Patroli86.com ,, Kepala Dinas Lingkungan Hidup Kabupaten Tanggamus merespons temuan limbah medis di praktik bidan Air Naningan dan menyatakan akan koordinasi dengan Dinas Kesehatan. Sementara Dinkes Tanggamus belum memberikan keterangan resmi.
TANGGAMUS– Kepala Dinas Lingkungan Hidup Kabupaten Tanggamus menyatakan akan menindaklanjuti temuan pengelolaan limbah medis di sejumlah praktik bidan di Pekon Datar Lebuay, Kecamatan Air Naningan.
Hal itu disampaikan Kadis LH Kemas melalui pesan WhatsApp pada 15 Mei 2026 pukul 20.10 WIB. Ia menyebut akan menyampaikan temuan tersebut ke bidang terkait untuk dilakukan pembinaan dan koordinasi dengan Dinas Kesehatan Kabupaten Tanggamus.
Temuan itu sebelumnya diungkap awak media pada 14–15 Mei 2026. Di praktik bidan mandiri Nuur Baity dan bidan desa Efa, limbah medis ditemukan ditumpuk dalam karung plastik di ruang terbuka tanpa nota setoran B3 terbaru. Keduanya juga menolak memperlihatkan obat wajib.
Kondisi serupa ditemukan di UPTD Puskesmas Air Naningan pada 15 Mei 2026 pukul 11.43 WIB. Area pelayanan rawat jalan sepi tanpa pegawai, sementara petugas UGD menyatakan hari itu libur.
Kepala UPT Puskesmas Air Naningan Sastrawan telah memberikan klarifikasi. Ia menjelaskan 15 Mei 2026 merupakan cuti bersama sesuai SE Bupati Tanggamus No. 000.8/5514/15/2025. Pelayanan rawat jalan diliburkan, namun UGD tetap buka 24 jam.
Redaksi menilai klarifikasi belum menjawab temuan UGD sepi saat jam kerja.
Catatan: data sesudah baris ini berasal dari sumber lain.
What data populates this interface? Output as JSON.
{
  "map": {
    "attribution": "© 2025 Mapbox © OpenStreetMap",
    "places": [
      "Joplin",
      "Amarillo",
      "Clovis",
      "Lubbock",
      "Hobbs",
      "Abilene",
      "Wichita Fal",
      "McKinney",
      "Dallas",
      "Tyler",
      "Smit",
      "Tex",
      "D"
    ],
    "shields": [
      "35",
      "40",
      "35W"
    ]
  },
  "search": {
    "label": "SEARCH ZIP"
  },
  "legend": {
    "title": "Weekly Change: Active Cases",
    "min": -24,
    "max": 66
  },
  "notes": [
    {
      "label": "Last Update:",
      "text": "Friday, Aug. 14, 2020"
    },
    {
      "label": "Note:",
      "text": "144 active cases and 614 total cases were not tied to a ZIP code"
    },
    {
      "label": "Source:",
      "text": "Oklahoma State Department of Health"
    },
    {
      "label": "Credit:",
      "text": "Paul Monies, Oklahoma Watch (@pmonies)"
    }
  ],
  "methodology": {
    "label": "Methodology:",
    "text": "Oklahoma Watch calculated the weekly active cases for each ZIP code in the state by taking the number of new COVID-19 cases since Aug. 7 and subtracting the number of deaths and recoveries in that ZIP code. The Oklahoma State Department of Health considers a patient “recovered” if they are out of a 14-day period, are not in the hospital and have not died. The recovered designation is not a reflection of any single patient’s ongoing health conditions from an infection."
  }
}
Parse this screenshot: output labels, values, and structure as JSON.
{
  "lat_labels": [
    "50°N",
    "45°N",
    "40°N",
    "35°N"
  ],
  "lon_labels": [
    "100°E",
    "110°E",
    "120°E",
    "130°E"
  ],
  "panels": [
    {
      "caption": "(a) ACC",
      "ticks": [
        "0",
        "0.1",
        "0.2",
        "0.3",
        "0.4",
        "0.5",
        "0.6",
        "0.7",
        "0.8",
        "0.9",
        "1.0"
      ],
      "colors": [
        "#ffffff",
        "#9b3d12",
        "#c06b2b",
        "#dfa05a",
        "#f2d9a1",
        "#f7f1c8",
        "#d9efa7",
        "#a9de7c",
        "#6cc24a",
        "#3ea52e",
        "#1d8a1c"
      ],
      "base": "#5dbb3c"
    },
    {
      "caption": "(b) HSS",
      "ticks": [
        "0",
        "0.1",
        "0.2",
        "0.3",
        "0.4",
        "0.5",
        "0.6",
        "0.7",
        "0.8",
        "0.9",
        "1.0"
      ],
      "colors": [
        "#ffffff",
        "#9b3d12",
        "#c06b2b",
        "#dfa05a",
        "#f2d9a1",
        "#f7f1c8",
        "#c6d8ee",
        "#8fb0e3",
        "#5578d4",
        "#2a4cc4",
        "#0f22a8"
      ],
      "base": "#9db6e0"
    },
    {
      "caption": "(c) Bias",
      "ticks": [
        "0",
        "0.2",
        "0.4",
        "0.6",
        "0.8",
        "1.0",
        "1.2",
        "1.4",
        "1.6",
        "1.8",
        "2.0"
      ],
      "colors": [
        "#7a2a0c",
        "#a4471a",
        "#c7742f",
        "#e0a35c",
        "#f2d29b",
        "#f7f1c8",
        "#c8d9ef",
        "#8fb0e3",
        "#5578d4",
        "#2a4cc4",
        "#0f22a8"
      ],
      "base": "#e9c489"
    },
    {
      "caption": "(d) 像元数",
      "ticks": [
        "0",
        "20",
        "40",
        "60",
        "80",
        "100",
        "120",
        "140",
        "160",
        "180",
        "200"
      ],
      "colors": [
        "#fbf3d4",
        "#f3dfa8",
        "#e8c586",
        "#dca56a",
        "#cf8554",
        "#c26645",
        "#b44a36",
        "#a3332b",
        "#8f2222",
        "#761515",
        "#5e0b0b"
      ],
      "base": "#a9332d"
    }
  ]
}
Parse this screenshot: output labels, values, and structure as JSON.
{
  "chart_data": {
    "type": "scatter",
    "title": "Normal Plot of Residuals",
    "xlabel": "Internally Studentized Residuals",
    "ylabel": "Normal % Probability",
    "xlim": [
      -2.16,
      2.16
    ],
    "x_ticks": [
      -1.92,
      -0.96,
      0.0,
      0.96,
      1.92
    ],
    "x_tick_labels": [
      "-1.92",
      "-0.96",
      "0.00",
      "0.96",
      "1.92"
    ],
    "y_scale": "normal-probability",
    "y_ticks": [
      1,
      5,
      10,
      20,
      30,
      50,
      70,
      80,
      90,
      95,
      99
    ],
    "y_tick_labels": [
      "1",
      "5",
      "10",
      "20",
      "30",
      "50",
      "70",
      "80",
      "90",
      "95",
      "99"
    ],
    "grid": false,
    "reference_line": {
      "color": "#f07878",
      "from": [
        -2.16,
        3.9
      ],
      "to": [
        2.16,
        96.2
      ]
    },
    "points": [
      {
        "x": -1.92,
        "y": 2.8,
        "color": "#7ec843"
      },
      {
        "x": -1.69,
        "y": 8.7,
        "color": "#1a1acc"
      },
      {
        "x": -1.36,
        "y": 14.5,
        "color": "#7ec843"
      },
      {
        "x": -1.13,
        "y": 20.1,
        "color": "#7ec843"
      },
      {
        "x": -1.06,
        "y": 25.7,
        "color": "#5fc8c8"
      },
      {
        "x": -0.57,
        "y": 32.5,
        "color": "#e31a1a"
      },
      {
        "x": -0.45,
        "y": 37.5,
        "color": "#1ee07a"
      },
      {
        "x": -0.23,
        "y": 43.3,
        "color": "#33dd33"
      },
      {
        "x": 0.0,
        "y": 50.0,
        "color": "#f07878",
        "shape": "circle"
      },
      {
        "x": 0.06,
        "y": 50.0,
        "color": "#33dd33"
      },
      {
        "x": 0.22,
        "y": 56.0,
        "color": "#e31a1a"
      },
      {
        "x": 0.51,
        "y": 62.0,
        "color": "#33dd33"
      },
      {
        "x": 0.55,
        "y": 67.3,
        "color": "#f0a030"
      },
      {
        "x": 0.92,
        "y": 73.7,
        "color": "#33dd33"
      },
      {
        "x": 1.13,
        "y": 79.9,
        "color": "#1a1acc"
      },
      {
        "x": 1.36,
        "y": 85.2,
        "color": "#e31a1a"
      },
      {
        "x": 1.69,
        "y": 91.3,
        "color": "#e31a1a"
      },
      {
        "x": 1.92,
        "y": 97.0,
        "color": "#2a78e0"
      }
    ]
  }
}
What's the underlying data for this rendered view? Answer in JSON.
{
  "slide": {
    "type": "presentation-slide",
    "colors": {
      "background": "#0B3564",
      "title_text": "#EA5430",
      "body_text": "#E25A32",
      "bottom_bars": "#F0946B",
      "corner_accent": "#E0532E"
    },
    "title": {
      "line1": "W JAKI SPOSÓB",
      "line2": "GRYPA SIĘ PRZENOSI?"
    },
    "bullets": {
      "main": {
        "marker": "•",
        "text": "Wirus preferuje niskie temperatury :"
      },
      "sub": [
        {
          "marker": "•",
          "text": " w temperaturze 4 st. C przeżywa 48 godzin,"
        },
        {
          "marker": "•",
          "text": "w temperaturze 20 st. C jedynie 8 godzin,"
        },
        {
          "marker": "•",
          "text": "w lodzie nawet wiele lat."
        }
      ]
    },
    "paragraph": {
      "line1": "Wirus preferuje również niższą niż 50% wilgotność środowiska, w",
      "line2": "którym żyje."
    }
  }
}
Hingga berita ini diturunkan, Dinas Kesehatan Kabupaten Tanggamus belum memberikan keterangan resmi.
Berdasarkan Permenkes No. 18/2020 dan PP No. 22/2021, penyimpanan limbah B3 di karung plastik dan ruang terbuka tanpa nota dinilai tidak sesuai aturan. Penolakan verifikasi obat wajib berpotensi tidak sesuai PMK No. 28/2017.